I recognize that there are several problems with my opinion in execution.
As AI advances, such works will be more and more difficult to detect with certainty. It is already difficult to detect and prove the AI origin of any work, especially if it there is a mixture of some AI and some human-origin content. There’s also the question of the context of the AI-generated work, is it a fiction novel? Character art? A working program with actual utility? How much AI influence is enough to negate the value of the end product? Does having a bounty of freely available AI works smother interest in human works?
If an AI provides a pseudocode blueprint of your program, and then you write all the code based on that blueprint yourself, should you not be allowed to make profit off the sale of the program?
If an AI actually code the entire working program, one that works perfectly for its task, should you not be allowed to make profit off the sale of the program?
If an AI gives you a framework for a story, and you write the actual story following the framework and adjusting as you go, does that much assistance negate the labor you performed?
If the end user cannot tell the difference between the two, does it matter?
There are endless questions like these that make an easy answer difficult to arrive at.
All that said, I divide things into two camps, personally. Utility, sentimentality. In the utility camp, I’m looking at things like user interfaces/character/setting/iconography art, actual code, translations, editing, etc. If I want something for its utility, I don’t care about the creator or process behind it, it has a job to do, and it either does it or doesn’t. In the sentimentality camp, that’s where self-expression has value and the creator matters to me. A song, or poem, or painting that shows me how the painter views the world or some part or piece of it. A book that allows me to connect with someone, even a fictional character, on a human level.
My hope is that we can figure out how to use AI and advancements like it to make utility-oriented works widely, easily, and freely available, without smothering works with sentimental value.

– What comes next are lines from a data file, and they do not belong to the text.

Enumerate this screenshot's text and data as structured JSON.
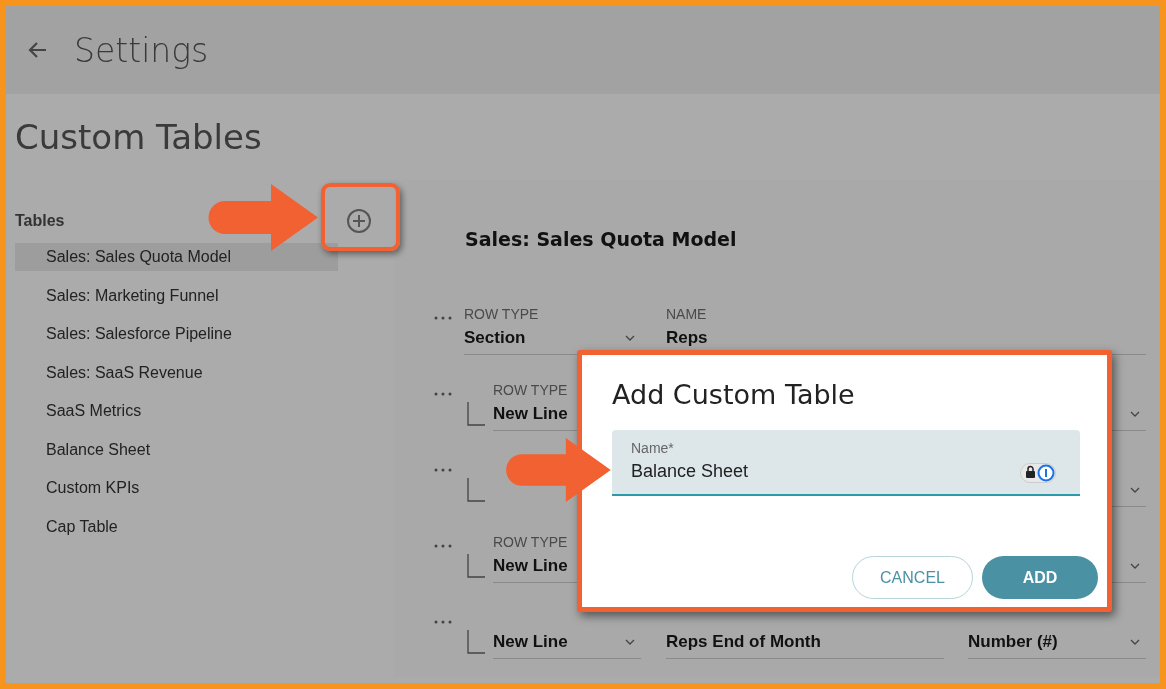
{
  "header": {
    "title": "Settings"
  },
  "page_title": "Custom Tables",
  "sidebar": {
    "heading": "Tables",
    "items": [
      {
        "label": "Sales: Sales Quota Model",
        "selected": true
      },
      {
        "label": "Sales: Marketing Funnel",
        "selected": false
      },
      {
        "label": "Sales: Salesforce Pipeline",
        "selected": false
      },
      {
        "label": "Sales: SaaS Revenue",
        "selected": false
      },
      {
        "label": "SaaS Metrics",
        "selected": false
      },
      {
        "label": "Balance Sheet",
        "selected": false
      },
      {
        "label": "Custom KPIs",
        "selected": false
      },
      {
        "label": "Cap Table",
        "selected": false
      }
    ]
  },
  "table": {
    "title": "Sales: Sales Quota Model",
    "rows": [
      {
        "kind": "section",
        "row_type": {
          "label": "ROW TYPE",
          "value": "Section",
          "dropdown": true
        },
        "name": {
          "label": "NAME",
          "value": "Reps"
        }
      },
      {
        "kind": "line",
        "row_type": {
          "label": "ROW TYPE",
          "value": "New Line"
        },
        "format": {
          "dropdown": true
        }
      },
      {
        "kind": "line",
        "format": {
          "dropdown": true
        }
      },
      {
        "kind": "line",
        "row_type": {
          "label": "ROW TYPE",
          "value": "New Line"
        },
        "format": {
          "dropdown": true
        }
      },
      {
        "kind": "line",
        "row_type": {
          "value": "New Line",
          "dropdown": true
        },
        "name": {
          "value": "Reps End of Month"
        },
        "format": {
          "value": "Number (#)",
          "dropdown": true
        }
      }
    ]
  },
  "dialog": {
    "title": "Add Custom Table",
    "field": {
      "label": "Name*",
      "value": "Balance Sheet"
    },
    "buttons": [
      {
        "label": "CANCEL",
        "kind": "secondary"
      },
      {
        "label": "ADD",
        "kind": "primary"
      }
    ]
  }
}
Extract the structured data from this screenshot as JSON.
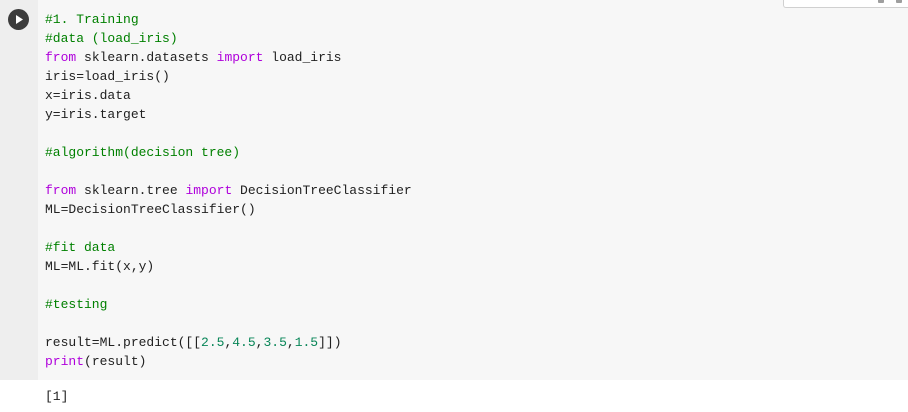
{
  "cell": {
    "run_button_label": "Run cell",
    "code_lines": [
      [
        {
          "t": "#1. Training",
          "k": "comment"
        }
      ],
      [
        {
          "t": "#data (load_iris)",
          "k": "comment"
        }
      ],
      [
        {
          "t": "from",
          "k": "keyword"
        },
        {
          "t": " sklearn.datasets ",
          "k": "text"
        },
        {
          "t": "import",
          "k": "keyword"
        },
        {
          "t": " load_iris",
          "k": "text"
        }
      ],
      [
        {
          "t": "iris=load_iris()",
          "k": "text"
        }
      ],
      [
        {
          "t": "x=iris.data",
          "k": "text"
        }
      ],
      [
        {
          "t": "y=iris.target",
          "k": "text"
        }
      ],
      [],
      [
        {
          "t": "#algorithm(decision tree)",
          "k": "comment"
        }
      ],
      [],
      [
        {
          "t": "from",
          "k": "keyword"
        },
        {
          "t": " sklearn.tree ",
          "k": "text"
        },
        {
          "t": "import",
          "k": "keyword"
        },
        {
          "t": " DecisionTreeClassifier",
          "k": "text"
        }
      ],
      [
        {
          "t": "ML=DecisionTreeClassifier()",
          "k": "text"
        }
      ],
      [],
      [
        {
          "t": "#fit data",
          "k": "comment"
        }
      ],
      [
        {
          "t": "ML=ML.fit(x,y)",
          "k": "text"
        }
      ],
      [],
      [
        {
          "t": "#testing",
          "k": "comment"
        }
      ],
      [],
      [
        {
          "t": "result=ML.predict([[",
          "k": "text"
        },
        {
          "t": "2.5",
          "k": "number"
        },
        {
          "t": ",",
          "k": "text"
        },
        {
          "t": "4.5",
          "k": "number"
        },
        {
          "t": ",",
          "k": "text"
        },
        {
          "t": "3.5",
          "k": "number"
        },
        {
          "t": ",",
          "k": "text"
        },
        {
          "t": "1.5",
          "k": "number"
        },
        {
          "t": "]])",
          "k": "text"
        }
      ],
      [
        {
          "t": "print",
          "k": "keyword"
        },
        {
          "t": "(result)",
          "k": "text"
        }
      ]
    ]
  },
  "output": {
    "text": "[1]"
  },
  "colors": {
    "comment": "#008000",
    "keyword": "#af00db",
    "number": "#098658",
    "text": "#212121",
    "gutter": "#eeeeee",
    "editor_bg": "#f7f7f7"
  },
  "icons": {
    "run": "play-circle-icon"
  }
}
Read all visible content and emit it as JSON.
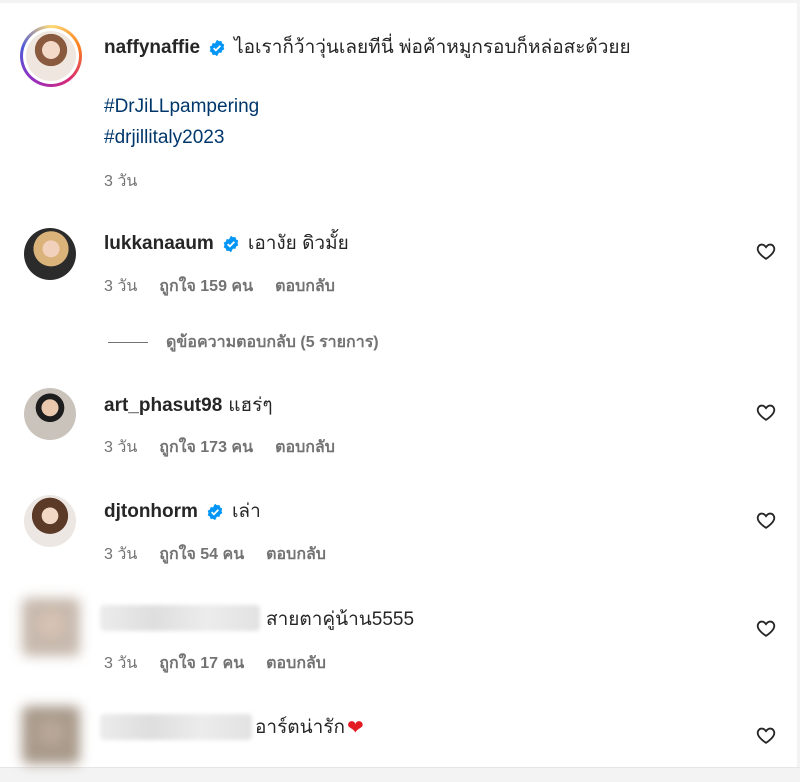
{
  "post": {
    "username": "naffynaffie",
    "caption": "ไอเราก็ว้าวุ่นเลยทีนี่ พ่อค้าหมูกรอบก็หล่อสะด้วยย",
    "hashtags": [
      "#DrJiLLpampering",
      "#drjillitaly2023"
    ],
    "time": "3 วัน"
  },
  "comments": [
    {
      "username": "lukkanaaum",
      "verified": true,
      "text": "เอางัย ดิวมั้ย",
      "time": "3 วัน",
      "likes": "ถูกใจ 159 คน",
      "reply": "ตอบกลับ"
    },
    {
      "username": "art_phasut98",
      "verified": false,
      "text": "แฮร่ๆ",
      "time": "3 วัน",
      "likes": "ถูกใจ 173 คน",
      "reply": "ตอบกลับ"
    },
    {
      "username": "djtonhorm",
      "verified": true,
      "text": "เล่า",
      "time": "3 วัน",
      "likes": "ถูกใจ 54 คน",
      "reply": "ตอบกลับ"
    },
    {
      "username": "",
      "verified": false,
      "text": "สายตาคู่น้าน5555",
      "time": "3 วัน",
      "likes": "ถูกใจ 17 คน",
      "reply": "ตอบกลับ"
    },
    {
      "username": "",
      "verified": false,
      "text": "อาร์ตน่ารัก",
      "emoji": "❤",
      "time": "",
      "likes": "",
      "reply": ""
    }
  ],
  "view_replies": "ดูข้อความตอบกลับ (5 รายการ)",
  "icons": {
    "verified": "verified-badge-icon",
    "like": "heart-outline-icon"
  },
  "colors": {
    "verified": "#0095f6",
    "hashtag": "#00376b",
    "meta": "#737373"
  }
}
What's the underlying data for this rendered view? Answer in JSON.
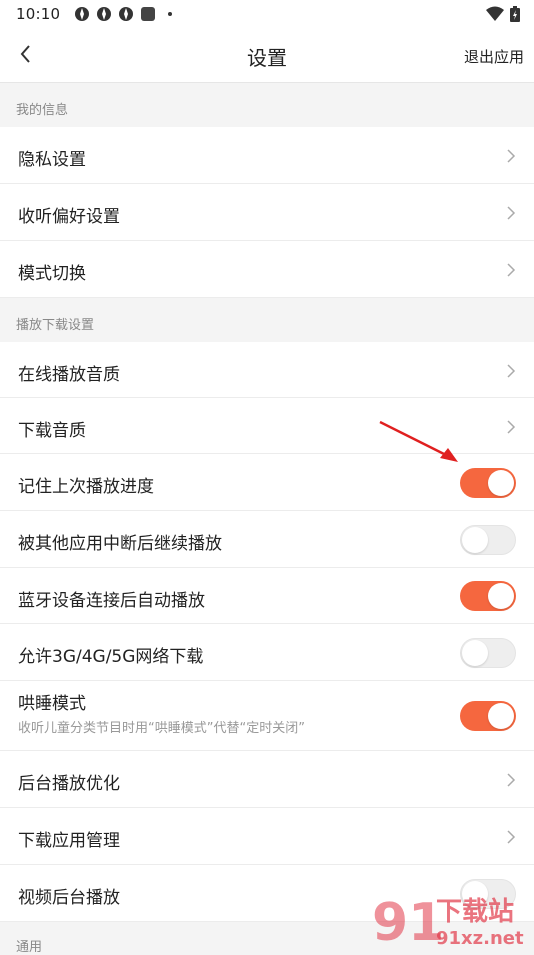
{
  "status_bar": {
    "time": "10:10",
    "icons": [
      "app-icon",
      "app-icon",
      "app-icon",
      "square-app-icon",
      "dot-icon"
    ],
    "right_icons": [
      "wifi-icon",
      "battery-icon"
    ]
  },
  "header": {
    "title": "设置",
    "exit_label": "退出应用",
    "back_icon": "chevron-left-icon"
  },
  "sections": [
    {
      "title": "我的信息",
      "rows": [
        {
          "label": "隐私设置",
          "type": "link"
        },
        {
          "label": "收听偏好设置",
          "type": "link"
        },
        {
          "label": "模式切换",
          "type": "link"
        }
      ]
    },
    {
      "title": "播放下载设置",
      "rows": [
        {
          "label": "在线播放音质",
          "type": "link"
        },
        {
          "label": "下载音质",
          "type": "link"
        },
        {
          "label": "记住上次播放进度",
          "type": "toggle",
          "on": true
        },
        {
          "label": "被其他应用中断后继续播放",
          "type": "toggle",
          "on": false
        },
        {
          "label": "蓝牙设备连接后自动播放",
          "type": "toggle",
          "on": true
        },
        {
          "label": "允许3G/4G/5G网络下载",
          "type": "toggle",
          "on": false
        },
        {
          "label": "哄睡模式",
          "sub": "收听儿童分类节目时用“哄睡模式”代替“定时关闭”",
          "type": "toggle",
          "on": true
        },
        {
          "label": "后台播放优化",
          "type": "link"
        },
        {
          "label": "下载应用管理",
          "type": "link"
        },
        {
          "label": "视频后台播放",
          "type": "toggle",
          "on": false
        }
      ]
    },
    {
      "title": "通用",
      "rows": []
    }
  ],
  "watermark": {
    "text": "下载站",
    "url": "91xz.net"
  },
  "colors": {
    "accent": "#f5673f",
    "arrow": "#e02020"
  }
}
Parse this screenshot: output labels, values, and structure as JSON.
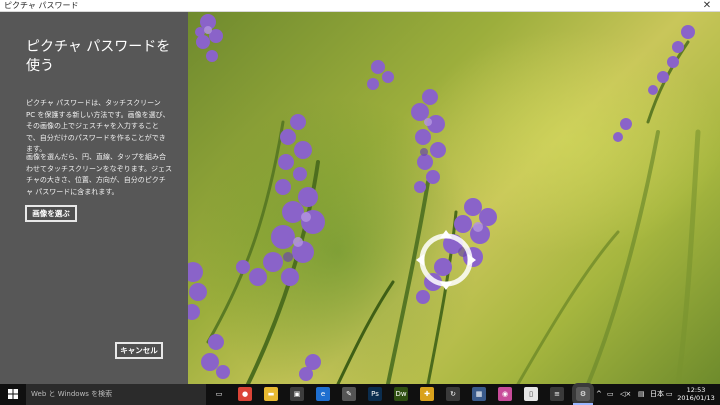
{
  "window": {
    "title": "ピクチャ パスワード",
    "close_glyph": "✕"
  },
  "panel": {
    "heading": "ピクチャ パスワードを使う",
    "paragraph1": "ピクチャ パスワードは、タッチスクリーン PC を保護する新しい方法です。画像を選び、その画像の上でジェスチャを入力することで、自分だけのパスワードを作ることができます。",
    "paragraph2": "画像を選んだら、円、直線、タップを組み合わせてタッチスクリーンをなぞります。ジェスチャの大きさ、位置、方向が、自分のピクチャ パスワードに含まれます。",
    "choose_picture_label": "画像を選ぶ",
    "cancel_label": "キャンセル"
  },
  "taskbar": {
    "search_placeholder": "Web と Windows を検索",
    "apps": [
      {
        "name": "task-view-icon",
        "glyph": "▭",
        "color": "#101010"
      },
      {
        "name": "chrome-icon",
        "glyph": "●",
        "color": "#db4437"
      },
      {
        "name": "file-explorer-icon",
        "glyph": "▬",
        "color": "#e8b931"
      },
      {
        "name": "store-icon",
        "glyph": "▣",
        "color": "#3d3d3d"
      },
      {
        "name": "edge-icon",
        "glyph": "e",
        "color": "#1e6fd0"
      },
      {
        "name": "app-icon",
        "glyph": "✎",
        "color": "#555555"
      },
      {
        "name": "photoshop-icon",
        "glyph": "Ps",
        "color": "#0b2d4e"
      },
      {
        "name": "dreamweaver-icon",
        "glyph": "Dw",
        "color": "#2f4f12"
      },
      {
        "name": "puzzle-app-icon",
        "glyph": "✚",
        "color": "#d9a21c"
      },
      {
        "name": "refresh-app-icon",
        "glyph": "↻",
        "color": "#3a3a3a"
      },
      {
        "name": "photos-app-icon",
        "glyph": "▦",
        "color": "#3a5a8a"
      },
      {
        "name": "media-app-icon",
        "glyph": "◉",
        "color": "#c84c9a"
      },
      {
        "name": "document-app-icon",
        "glyph": "▯",
        "color": "#e6e6e6"
      },
      {
        "name": "notes-app-icon",
        "glyph": "≡",
        "color": "#3a3a3a"
      },
      {
        "name": "settings-icon",
        "glyph": "⚙",
        "color": "#5a5a5a"
      }
    ],
    "tray": {
      "chevron": "^",
      "network": "▭",
      "volume": "◁×",
      "message": "▤",
      "ime": "日本",
      "keyboard": "▭"
    },
    "clock_time": "12:53",
    "clock_date": "2016/01/13"
  },
  "colors": {
    "panel_bg": "#575757",
    "taskbar_bg": "#101010",
    "search_bg": "#2b2b2b",
    "accent_active": "#9ab6ff"
  }
}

I don’t believe in capitalism as an ideal of any kind, and wish we lived in a world where people’s livelihoods didn’t depend on turning themselves and their works into commodities for sale just to have a place to eat or sleep, and I think all of this would be easier in that world, but in the world we live in, I recognize that this is displacing jobs and talented people, and I regret that. I think we’ll survive it though. It will find its niche, people will adapt to its existence, we’ll move on, just like we always have.